Rabu, 1 Januari 2020. Pukul 05.20 WIB saya tiba di Stasiun
Pekalongan. Bingung, tidak tahu mau ke mana. Namun yang pasti saya lapar, jadi
sarapan adalah hal pertama yang akan saya lakukan di Pekalongan.
Stasiun Pekalongan merupakan salah satu stasiun yang cukup
tua, dioperasionalkan untuk umum sejak 1 Febuari 1899. Menurut informasi yang
saya baca di situs cintapekalongan.com, awalnya perusahaan trem partikelir
Semarang-Cheribon Stoomtram Maatschappij (SCS) membangun stasiun Pekalongan
dengan bentuk cukup sederhana. Desain awalnya, sekitar tahun 1899-1919, lebih
mengutamakan fungsi bangunan dibanding estetika.

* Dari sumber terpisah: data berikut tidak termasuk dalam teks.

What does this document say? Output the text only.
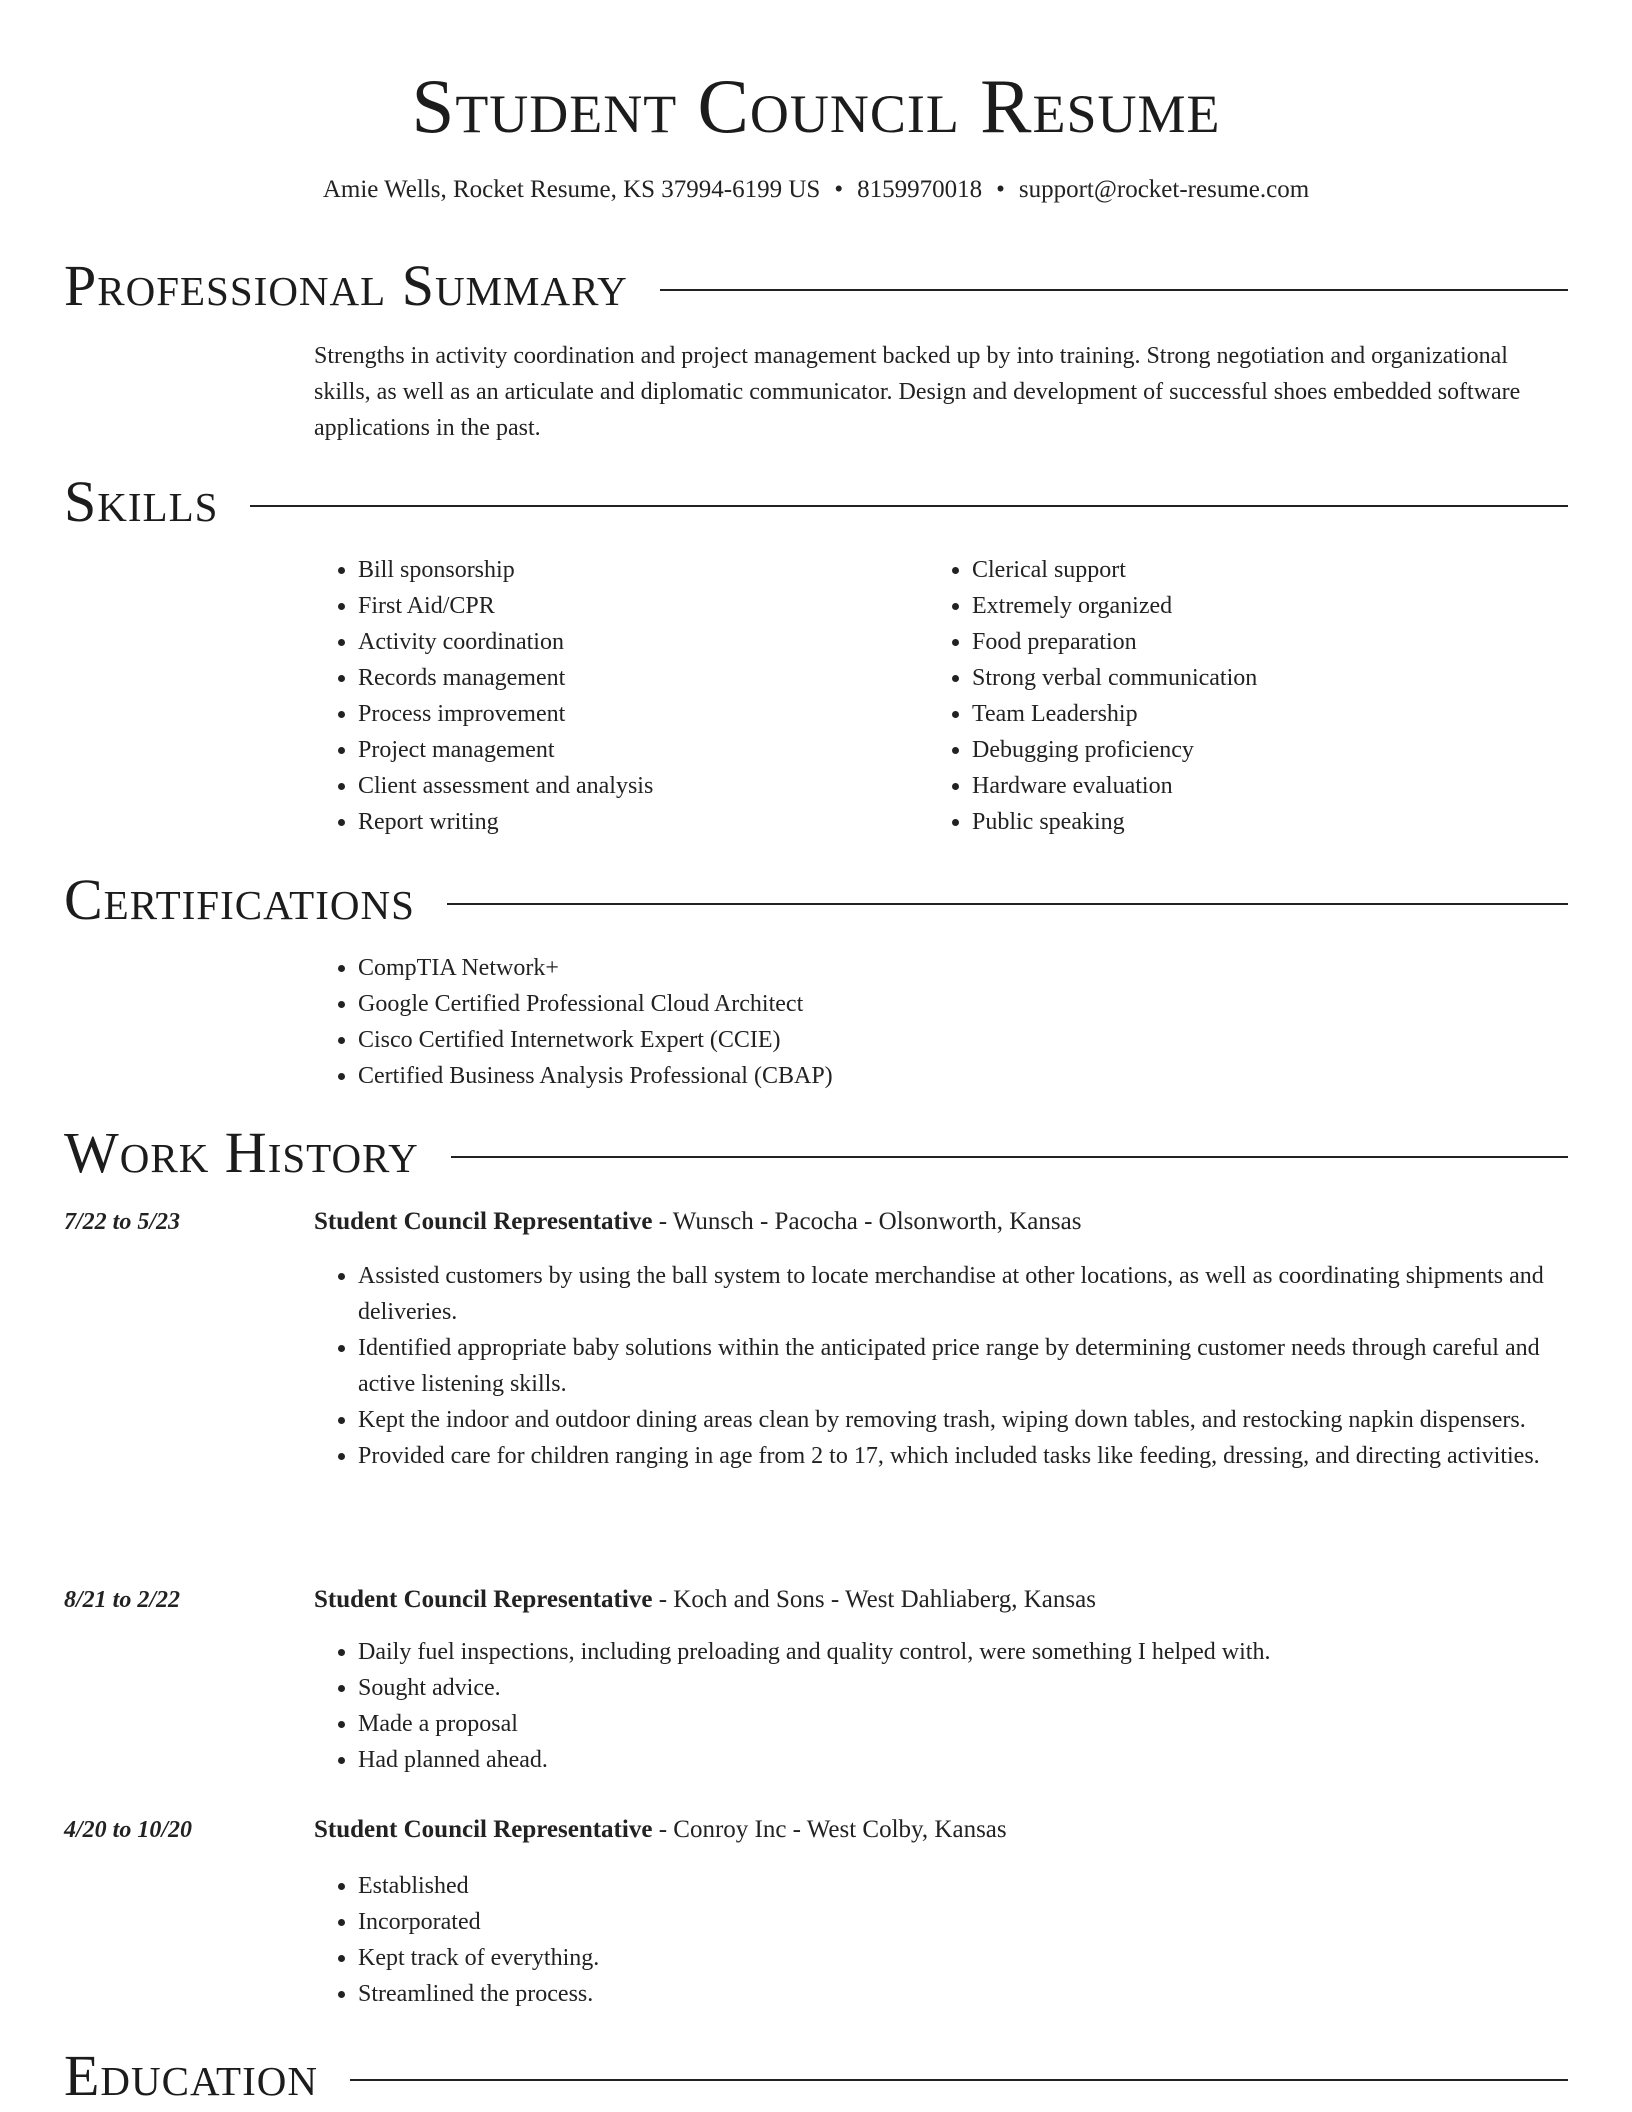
Student Council Resume
Amie Wells, Rocket Resume, KS 37994-6199 US • 8159970018 • support@rocket-resume.com
Professional Summary

Strengths in activity coordination and project management backed up by into training. Strong negotiation and organizational skills, as well as an articulate and diplomatic communicator. Design and development of successful shoes embedded software applications in the past.

Skills
• Bill sponsorship
• First Aid/CPR
• Activity coordination
• Records management
• Process improvement
• Project management
• Client assessment and analysis
• Report writing
• Clerical support
• Extremely organized
• Food preparation
• Strong verbal communication
• Team Leadership
• Debugging proficiency
• Hardware evaluation
• Public speaking
Certifications
• CompTIA Network+
• Google Certified Professional Cloud Architect
• Cisco Certified Internetwork Expert (CCIE)
• Certified Business Analysis Professional (CBAP)
Work History
7/22 to 5/23	Student Council Representative - Wunsch - Pacocha - Olsonworth, Kansas
• Assisted customers by using the ball system to locate merchandise at other locations, as well as coordinating shipments and deliveries.
• Identified appropriate baby solutions within the anticipated price range by determining customer needs through careful and active listening skills.
• Kept the indoor and outdoor dining areas clean by removing trash, wiping down tables, and restocking napkin dispensers.
• Provided care for children ranging in age from 2 to 17, which included tasks like feeding, dressing, and directing activities.
8/21 to 2/22	Student Council Representative - Koch and Sons - West Dahliaberg, Kansas
• Daily fuel inspections, including preloading and quality control, were something I helped with.
• Sought advice.
• Made a proposal
• Had planned ahead.
4/20 to 10/20	Student Council Representative - Conroy Inc - West Colby, Kansas
• Established
• Incorporated
• Kept track of everything.
• Streamlined the process.
Education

Stasiun Pekalongan, Jawa Tengah |
Stasiun Pekalongan, Jawa Tengah |
Stasiun Pekalongan, Jawa Tengah |
Stasiun Pekalongan, Jawa Tengah |
Jika berkunjung ke suatu kota, yang saya cari biasanya
adalah museum atau kawasan bangunan-bangunan tua. Demikian pula saat berada di
Pekalongan, saya mencari museum atau kawasan bangunan tua yang ada di kota ini.

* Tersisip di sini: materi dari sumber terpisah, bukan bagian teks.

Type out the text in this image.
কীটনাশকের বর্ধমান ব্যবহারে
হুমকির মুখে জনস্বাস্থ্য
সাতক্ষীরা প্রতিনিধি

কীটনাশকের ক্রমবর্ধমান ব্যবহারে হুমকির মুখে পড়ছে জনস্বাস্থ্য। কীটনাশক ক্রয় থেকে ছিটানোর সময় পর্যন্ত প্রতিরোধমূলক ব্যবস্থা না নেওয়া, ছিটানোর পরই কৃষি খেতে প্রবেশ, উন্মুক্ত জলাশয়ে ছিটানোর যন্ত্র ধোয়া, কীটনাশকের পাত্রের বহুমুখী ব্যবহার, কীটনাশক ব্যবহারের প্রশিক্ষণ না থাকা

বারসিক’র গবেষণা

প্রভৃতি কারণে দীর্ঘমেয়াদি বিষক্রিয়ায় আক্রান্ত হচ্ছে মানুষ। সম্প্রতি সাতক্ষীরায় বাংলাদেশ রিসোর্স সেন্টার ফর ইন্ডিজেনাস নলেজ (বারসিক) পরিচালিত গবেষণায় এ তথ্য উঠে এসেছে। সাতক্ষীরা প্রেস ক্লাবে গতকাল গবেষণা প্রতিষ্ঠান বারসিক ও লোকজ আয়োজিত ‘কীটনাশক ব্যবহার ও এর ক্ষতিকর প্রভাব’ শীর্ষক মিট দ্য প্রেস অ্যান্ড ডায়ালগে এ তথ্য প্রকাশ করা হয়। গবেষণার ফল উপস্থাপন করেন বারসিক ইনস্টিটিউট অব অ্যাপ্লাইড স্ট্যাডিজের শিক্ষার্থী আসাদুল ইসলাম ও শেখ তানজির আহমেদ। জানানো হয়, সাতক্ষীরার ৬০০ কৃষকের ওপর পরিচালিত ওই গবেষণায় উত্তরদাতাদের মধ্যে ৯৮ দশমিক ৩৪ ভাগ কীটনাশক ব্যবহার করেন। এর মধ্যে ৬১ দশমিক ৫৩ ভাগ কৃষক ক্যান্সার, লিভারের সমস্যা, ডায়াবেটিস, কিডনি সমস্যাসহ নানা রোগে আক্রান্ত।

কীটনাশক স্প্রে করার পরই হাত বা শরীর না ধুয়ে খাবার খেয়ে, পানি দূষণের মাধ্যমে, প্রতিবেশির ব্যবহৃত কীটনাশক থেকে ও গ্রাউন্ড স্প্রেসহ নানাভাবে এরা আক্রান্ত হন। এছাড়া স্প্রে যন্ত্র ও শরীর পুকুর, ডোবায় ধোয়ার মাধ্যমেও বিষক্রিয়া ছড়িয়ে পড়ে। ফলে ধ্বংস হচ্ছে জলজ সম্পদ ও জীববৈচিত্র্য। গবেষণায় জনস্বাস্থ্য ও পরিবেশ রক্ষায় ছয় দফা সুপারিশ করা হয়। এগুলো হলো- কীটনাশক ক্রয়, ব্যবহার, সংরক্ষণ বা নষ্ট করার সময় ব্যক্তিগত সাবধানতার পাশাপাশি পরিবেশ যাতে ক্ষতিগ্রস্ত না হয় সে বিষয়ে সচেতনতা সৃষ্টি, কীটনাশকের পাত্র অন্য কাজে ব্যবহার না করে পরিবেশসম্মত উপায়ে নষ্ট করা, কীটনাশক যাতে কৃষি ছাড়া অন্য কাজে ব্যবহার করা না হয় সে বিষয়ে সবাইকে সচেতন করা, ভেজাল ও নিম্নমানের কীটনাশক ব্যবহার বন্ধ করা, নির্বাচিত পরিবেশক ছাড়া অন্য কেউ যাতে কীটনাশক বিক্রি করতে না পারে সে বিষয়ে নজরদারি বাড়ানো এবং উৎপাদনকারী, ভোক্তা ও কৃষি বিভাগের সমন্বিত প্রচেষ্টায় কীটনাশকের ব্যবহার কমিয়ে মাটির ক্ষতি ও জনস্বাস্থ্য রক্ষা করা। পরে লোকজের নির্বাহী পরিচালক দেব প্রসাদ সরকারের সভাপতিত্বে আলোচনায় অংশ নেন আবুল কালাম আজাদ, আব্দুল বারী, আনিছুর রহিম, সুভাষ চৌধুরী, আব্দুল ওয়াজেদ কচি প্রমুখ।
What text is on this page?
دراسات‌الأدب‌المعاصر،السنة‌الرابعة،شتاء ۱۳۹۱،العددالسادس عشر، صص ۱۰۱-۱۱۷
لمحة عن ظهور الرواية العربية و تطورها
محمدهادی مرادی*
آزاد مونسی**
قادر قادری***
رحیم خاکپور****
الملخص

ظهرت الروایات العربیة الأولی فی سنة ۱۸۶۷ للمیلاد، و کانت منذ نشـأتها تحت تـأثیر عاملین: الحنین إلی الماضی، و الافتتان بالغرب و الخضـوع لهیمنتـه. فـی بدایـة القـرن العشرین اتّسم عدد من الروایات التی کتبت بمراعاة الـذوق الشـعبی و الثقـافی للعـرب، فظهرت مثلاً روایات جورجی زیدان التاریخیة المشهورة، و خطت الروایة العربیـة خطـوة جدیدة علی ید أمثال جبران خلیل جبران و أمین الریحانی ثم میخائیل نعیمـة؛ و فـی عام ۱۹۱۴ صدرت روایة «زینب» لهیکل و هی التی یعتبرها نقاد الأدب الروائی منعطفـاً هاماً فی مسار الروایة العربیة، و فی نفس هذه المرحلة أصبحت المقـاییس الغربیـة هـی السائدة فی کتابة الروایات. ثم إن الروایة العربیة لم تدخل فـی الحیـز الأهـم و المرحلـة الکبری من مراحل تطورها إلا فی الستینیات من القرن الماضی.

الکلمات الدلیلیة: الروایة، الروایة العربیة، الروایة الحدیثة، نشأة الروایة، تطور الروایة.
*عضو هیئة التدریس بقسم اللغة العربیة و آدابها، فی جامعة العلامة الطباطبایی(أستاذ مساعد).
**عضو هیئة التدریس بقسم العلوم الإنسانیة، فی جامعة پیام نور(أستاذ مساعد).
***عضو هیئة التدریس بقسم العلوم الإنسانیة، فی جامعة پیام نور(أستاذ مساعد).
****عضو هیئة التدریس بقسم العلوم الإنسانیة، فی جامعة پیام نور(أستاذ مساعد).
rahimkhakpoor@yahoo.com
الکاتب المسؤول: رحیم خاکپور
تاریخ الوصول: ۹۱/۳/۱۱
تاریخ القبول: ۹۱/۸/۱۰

Ada satu museum yang cukup hebat di Kota Pekalongan, yaitu
Museum Batik. Museum ini sempat menjadi perhatian nasional karena diresmikan
langsung oleh Presiden Republik Indonesia ke-6, Susilo Bambang Yudhoyono pada
12 Juli 2006.
Namun sayang, museumnya tutup saat saya datang ke sana.

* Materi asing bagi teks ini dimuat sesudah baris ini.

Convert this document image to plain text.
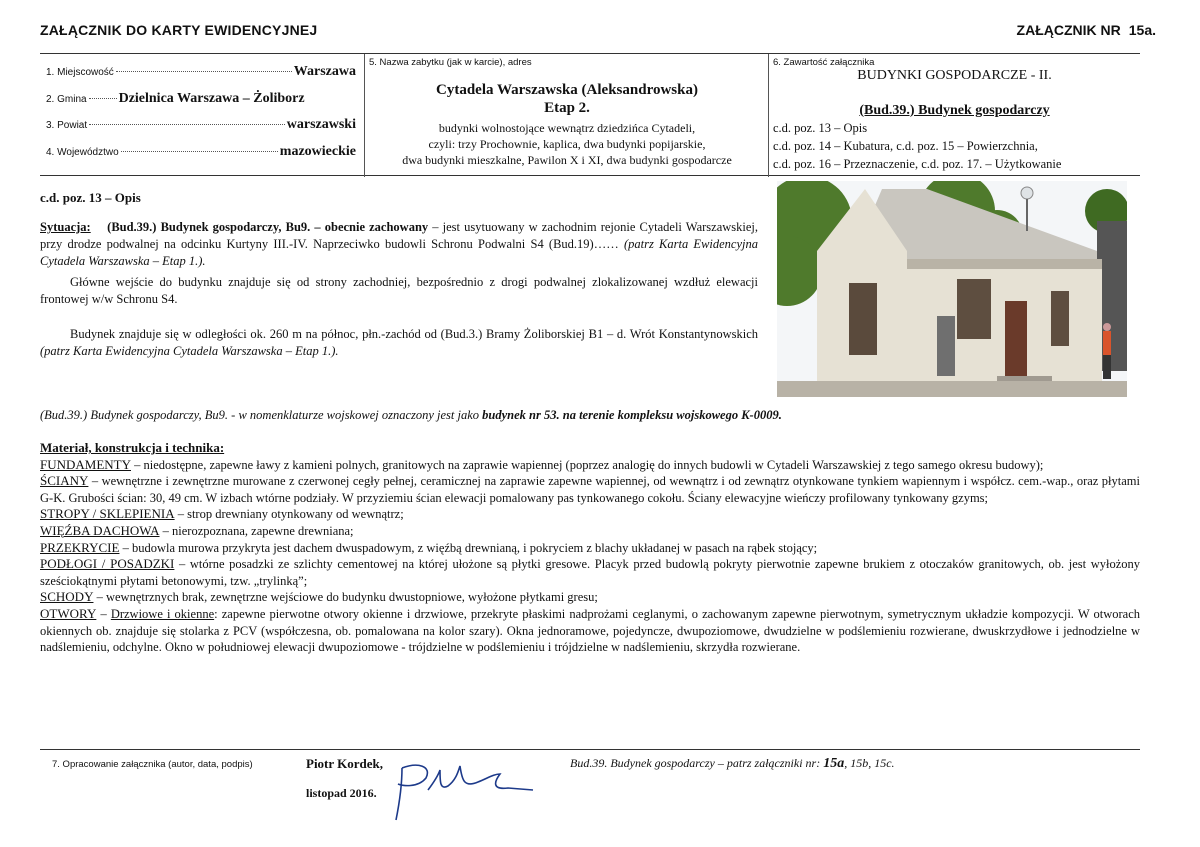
ZAŁĄCZNIK DO KARTY EWIDENCYJNEJ	ZAŁĄCZNIK NR 15a.
1. Miejscowość	Warszawa
2. Gmina Dzielnica Warszawa – Żoliborz
3. Powiat	warszawski
4. Województwo	mazowieckie
5. Nazwa zabytku (jak w karcie), adres
Cytadela Warszawska (Aleksandrowska)
Etap 2.
budynki wolnostojące wewnątrz dziedzińca Cytadeli,
czyli: trzy Prochownie, kaplica, dwa budynki popijarskie,
dwa budynki mieszkalne, Pawilon X i XI, dwa budynki gospodarcze
6. Zawartość załącznika
BUDYNKI GOSPODARCZE - II.
(Bud.39.) Budynek gospodarczy
c.d. poz. 13 – Opis
c.d. poz. 14 – Kubatura, c.d. poz. 15 – Powierzchnia,
c.d. poz. 16 – Przeznaczenie, c.d. poz. 17. – Użytkowanie
c.d. poz. 13 – Opis
Sytuacja: (Bud.39.) Budynek gospodarczy, Bu9. – obecnie zachowany – jest usytuowany w zachodnim rejonie Cytadeli Warszawskiej, przy drodze podwalnej na odcinku Kurtyny III.-IV. Naprzeciwko budowli Schronu Podwalni S4 (Bud.19)…… (patrz Karta Ewidencyjna Cytadela Warszawska – Etap 1.).
Główne wejście do budynku znajduje się od strony zachodniej, bezpośrednio z drogi podwalnej zlokalizowanej wzdłuż elewacji frontowej w/w Schronu S4.
Budynek znajduje się w odległości ok. 260 m na północ, płn.-zachód od (Bud.3.) Bramy Żoliborskiej B1 – d. Wrót Konstantynowskich (patrz Karta Ewidencyjna Cytadela Warszawska – Etap 1.).
(Bud.39.) Budynek gospodarczy, Bu9. - w nomenklaturze wojskowej oznaczony jest jako budynek nr 53. na terenie kompleksu wojskowego K-0009.
Materiał, konstrukcja i technika:
FUNDAMENTY – niedostępne, zapewne ławy z kamieni polnych, granitowych na zaprawie wapiennej (poprzez analogię do innych budowli w Cytadeli Warszawskiej z tego samego okresu budowy);
ŚCIANY – wewnętrzne i zewnętrzne murowane z czerwonej cegły pełnej, ceramicznej na zaprawie zapewne wapiennej, od wewnątrz i od zewnątrz otynkowane tynkiem wapiennym i współcz. cem.-wap., oraz płytami G-K. Grubości ścian: 30, 49 cm. W izbach wtórne podziały. W przyziemiu ścian elewacji pomalowany pas tynkowanego cokołu. Ściany elewacyjne wieńczy profilowany tynkowany gzyms;
STROPY / SKLEPIENIA – strop drewniany otynkowany od wewnątrz;
WIĘŹBA DACHOWA – nierozpoznana, zapewne drewniana;
PRZEKRYCIE – budowla murowa przykryta jest dachem dwuspadowym, z więźbą drewnianą, i pokryciem z blachy układanej w pasach na rąbek stojący;
PODŁOGI / POSADZKI – wtórne posadzki ze szlichty cementowej na której ułożone są płytki gresowe. Placyk przed budowlą pokryty pierwotnie zapewne brukiem z otoczaków granitowych, ob. jest wyłożony sześciokątnymi płytami betonowymi, tzw. „trylinką”;
SCHODY – wewnętrznych brak, zewnętrzne wejściowe do budynku dwustopniowe, wyłożone płytkami gresu;
OTWORY – Drzwiowe i okienne: zapewne pierwotne otwory okienne i drzwiowe, przekryte płaskimi nadprożami ceglanymi, o zachowanym zapewne pierwotnym, symetrycznym układzie kompozycji. W otworach okiennych ob. znajduje się stolarka z PCV (współczesna, ob. pomalowana na kolor szary). Okna jednoramowe, pojedyncze, dwupoziomowe, dwudzielne w podślemieniu rozwierane, dwuskrzydłowe i jednodzielne w nadślemieniu, odchylne. Okno w południowej elewacji dwupoziomowe - trójdzielne w podślemieniu i trójdzielne w nadślemieniu, skrzydła rozwierane.
7. Opracowanie załącznika (autor, data, podpis)	Piotr Kordek,
listopad 2016.
Bud.39. Budynek gospodarczy – patrz załączniki nr: 15a, 15b, 15c.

Mungkin karena libur tahun baru. Ini pertanda kalau saya harus kembali ke
Pekalongan suatu hari nanti.
Museum Batik Pekalongan |
Saya ingin mengefektifkan waktu yang saya punya di
Pekalongan. Karena saya hanya punya waktu sekitar 12 jam di kota ini. Sore
nanti saya sudah harus kembali berada di Stasiun Pekalongan untuk kembali ke Jakarta.
Untuk itulah saya mencoba mencari panduan tempat-tempat
menarik yang bisa saya kunjungi di pekalongan. Terutama tempat yang mengandung
kisah bersejarah.
Maka saya memasukkan kata kunci `wisata sejarah kota
Pekalongan` di Google dan mendapatkan beberapa referensi tempat yang bisa dikunjungi.
Selain itu, saya juga mendapatkan informasi dari teman saya mas Reyhan Biadilla yang punya banyak pengalaman tentang tempat-tempat bersejarah di
kota-kota kecil di daerah Jawa Tengah hingga Jogjakarta dan Jawa Timur.
Jembatan Loji
Tidak jauh dari Museum Batik, ada jembatan yang terkenal
dikalangan masyarakat Pekalongan. Mereka menyebutnya Jembatan Loji atau Brug
Lodge yang dalam bahasa lokal disebut Brug Loji.
Jika melihat dari padatnya lalu lalang orang di jembatan
ini, sepertinya Jembatan Loji memang cukup vital keberadaannya bagi masyarakat
kota Pekalongan.
Masih bersumber dari cintapekalongan.com, diceritakan bahwa
Jembatan Loji ini membentang di atas sungai Kupang dan dibangun pada masa
pemerintahan kolonial Hindia Belanda. Fungsinya adalah untuk menghubungkan
antara pelabuhan dan pusat kota.
Benteng Pekalongan
(Fort Peccalongan)/Rumah Tahanan Loji
Di dekat Jembatan Loji, adan bangunan yang dulunya adalah
sebuah benteng. Bangunan bentengnya sudah tidak terlihat, sisa bangunannya
sudah sangat sedikit. Berganti wajah menjadi rumah tahanan sejak tahun 1950.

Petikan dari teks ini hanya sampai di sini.